Like the people in the Gay Gull affair, Robert Stoodley and his family also dealt with tragedy. Born in Somersetshire, England, in 1854, Robert was the oldest of four brothers, all who emigrated to America. He only farmed the land around Stoodley Corners for a decade, moving back to Schenectady in 1920 after losing a hand during a threshing accident trying to help his neighbor John Van Buren. According to Ancestry.com, in 1921 his wife Mary threw herself on the stove of their home at 1108 State St., was seriously burned and died a few days later. The website added, “Family tradition was that she was depressed and threw herself on the stove as her husband Robert Stoodley was very difficult to live with.”
Stoodley’s brother Albert, a well-known baker in Schenectady, moved out to the farm in 1921 and lived there until his death in 1944. His wife Elizabeth V. Stoodley and their daughter Elizabeth Stoodley Bunkoff began selling off the property in 1947. Elizabeth Stoodley passed away in 1953 and Elizabeth Bunkoff died in 2009, but her husband Edward D. Bunkoff, who turns 98 in September, remembers the old homestead well and lived there until 1970. It is now a Sunoco station.
“They demolished the house in 1971 and I can remember my wife was pretty upset,” said Bunkoff, a Schenectady native who lives on Hop City Road in Ballston. “We owned a lot of that land, and the farm went a ways up Glenridge Road, on both sides, as well as down Van Buren Road on both sides.
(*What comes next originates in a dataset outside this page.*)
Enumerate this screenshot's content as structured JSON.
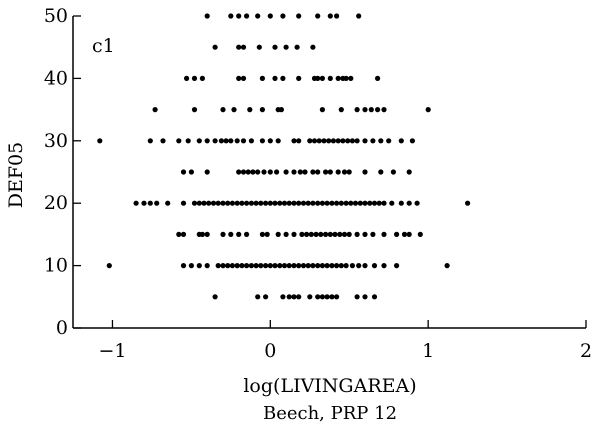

It was a fairly big farm.”
Bunkoff does remember people referring to that area as Stoodley’s Corners, and while he also remembers the Gay Gull, he didn’t become familiar with the area until marrying Betty Stoodley on June 6, 1942.
“After I got married I served with the 10th Mountain Division and didn’t come back from the service until 1947,” remembered Bunkoff, referring to his World War II experience. “I had grown up in the Bellevue area, but I remember hearing stories about the Gay Gull and the guy getting killed. I remember it being just up the road on the left, but that whole area has totally changed. It was great to have the shopping area right there, but way back when that corner was a pretty good spot.”